Re: please explain to me the snap list on the source filer in snapmirror - Page 2

netappmagic · ‎2013-10-13

The vol1 is 100% full again. My question is not about sovling volume full issue. but, more about the snapmirror in a more granular way. Please see the following outputs on the source filer "filer2". It seems to me that the size of the snap caused by the snapmirror is 1911GB, the rest of the space is taken by the volume (FS) itself. Could anybody please explain to me in detail about the output of "snap list vol1"?

- what does exactly the snap include, complete copy of volume1, and plus all snapshots since the first full copy? Why do I have to continue to leave the full copy on the source filer, after it has already copied over to DR site?

- has this listed snap alredy been copied to drfiler1? or just the full sets of snapshots?

- is there any way to list the data in detail as to what is the full copy of volume and what are those snapshots, when were those snapshots taken individually?

thanks for your help!

filer2> df -rg vol1
Filesystem               total       used      avail   reserved Mounted on
/vol/vol1/       8193GB     8148GB        0GB        0GB /vol/vol1/
/vol/avol1/.snapshot        0GB     1911GB        0GB        0GB /vol/vol1/.snapshot
filer2> snap list vol1
Volume vol1
working...

%/used %/total date name
---------- ---------- ------------ --------
23% (23%) 23% (23%) Oct 09 06:00 drfiler(0151735037)_vol1.806 (snapmirror)

netappmagic · ‎2013-10-31

Hi Bill,

I need turn back to you again for your help.

to continue on our conversation about the size of the snapshot which is produced by snapmirror, the issue is that the size of the snapshot will be gradually increased, as more data gets removed from this 8TB volume. If I frequently use df -rg volume, the size is getting larger and larger, after I just removed 1TB data. Why? Eeven though I break off the snapmirror on the DR site, the size of snapshot (on the source) is still increasing. and if I do" snapmirror status volume" the status is showing me "transferring". Why? I thought if I broke off the snapmirror, transferring should be stopped.

billshaffer · ‎2013-10-31

The source snapshot is used by snapmirror, but it still a snapshot - a list of pointers to unchanged blocks, and a bunch of blocks that have changed since the snapshot was taken. The source snapshot will continue to track changes to the volume whether or not snapmirror is active. In addition, when you delete a large amount of data, the process that "transfers" that data to the snapshots (block reclamation) is not instantaneous - so it's expected to see the snapshot continue to grow for a while after a delete.

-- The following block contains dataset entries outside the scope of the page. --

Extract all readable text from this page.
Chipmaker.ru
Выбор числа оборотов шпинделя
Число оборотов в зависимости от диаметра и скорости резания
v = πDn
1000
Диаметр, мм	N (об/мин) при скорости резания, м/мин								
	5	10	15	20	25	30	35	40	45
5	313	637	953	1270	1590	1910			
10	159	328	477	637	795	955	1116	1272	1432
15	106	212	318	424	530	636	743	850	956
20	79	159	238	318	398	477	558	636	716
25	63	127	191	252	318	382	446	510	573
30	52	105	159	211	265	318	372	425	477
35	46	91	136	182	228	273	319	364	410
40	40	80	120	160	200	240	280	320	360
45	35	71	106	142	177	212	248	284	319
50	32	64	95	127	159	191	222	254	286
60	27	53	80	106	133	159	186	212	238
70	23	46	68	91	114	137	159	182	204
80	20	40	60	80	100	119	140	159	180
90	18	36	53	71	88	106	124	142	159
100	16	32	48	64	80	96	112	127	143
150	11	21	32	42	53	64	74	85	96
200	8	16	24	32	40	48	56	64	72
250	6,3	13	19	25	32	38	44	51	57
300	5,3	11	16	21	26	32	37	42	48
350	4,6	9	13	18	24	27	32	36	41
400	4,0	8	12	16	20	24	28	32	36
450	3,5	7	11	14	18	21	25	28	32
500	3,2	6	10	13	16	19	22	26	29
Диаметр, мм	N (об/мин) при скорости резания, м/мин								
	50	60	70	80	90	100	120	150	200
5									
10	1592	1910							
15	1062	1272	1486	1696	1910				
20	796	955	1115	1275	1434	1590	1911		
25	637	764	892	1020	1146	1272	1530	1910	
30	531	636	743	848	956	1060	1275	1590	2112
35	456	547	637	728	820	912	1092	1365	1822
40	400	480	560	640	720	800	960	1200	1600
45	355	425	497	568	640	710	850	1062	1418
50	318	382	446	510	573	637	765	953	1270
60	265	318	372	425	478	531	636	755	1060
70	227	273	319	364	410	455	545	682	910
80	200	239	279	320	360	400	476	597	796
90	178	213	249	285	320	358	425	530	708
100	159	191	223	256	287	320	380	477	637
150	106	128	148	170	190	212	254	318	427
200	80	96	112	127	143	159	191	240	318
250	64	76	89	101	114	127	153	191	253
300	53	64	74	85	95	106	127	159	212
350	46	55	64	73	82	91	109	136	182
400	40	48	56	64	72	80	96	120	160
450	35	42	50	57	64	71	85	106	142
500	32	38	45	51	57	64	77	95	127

If the relationship is broken, transferring is stopped. However, if the relationship is still defined in snapmirror.conf, it will continue to attempt to resync and error out. It could be during this attempt-error cycle that you see the "transferring" state. It's also possible that, if you did a break without doing a quiesce, you broke it in the middle of a transfer and its status is "stuck" on the source. I've seen a couple different scenarios where "snapmirror status" said "transferring" when it clearly couldn't be. Bottom line is if the destination 'snapmirror status" says Broken-off, then no transferring is going on.

Bill

netappmagic · ‎2013-11-01

>In addition, when you delete a large amount of data, the process that "transfers" that data to the snapshots (block reclamation) is not instantaneous -

can I understand this sentence as following: Snapshot is not only keep track of data that just added, also data that just removed, and therefore I will see just removed data will be "transferred" to snapshot area, and then that's why I will see snapshot space is growing?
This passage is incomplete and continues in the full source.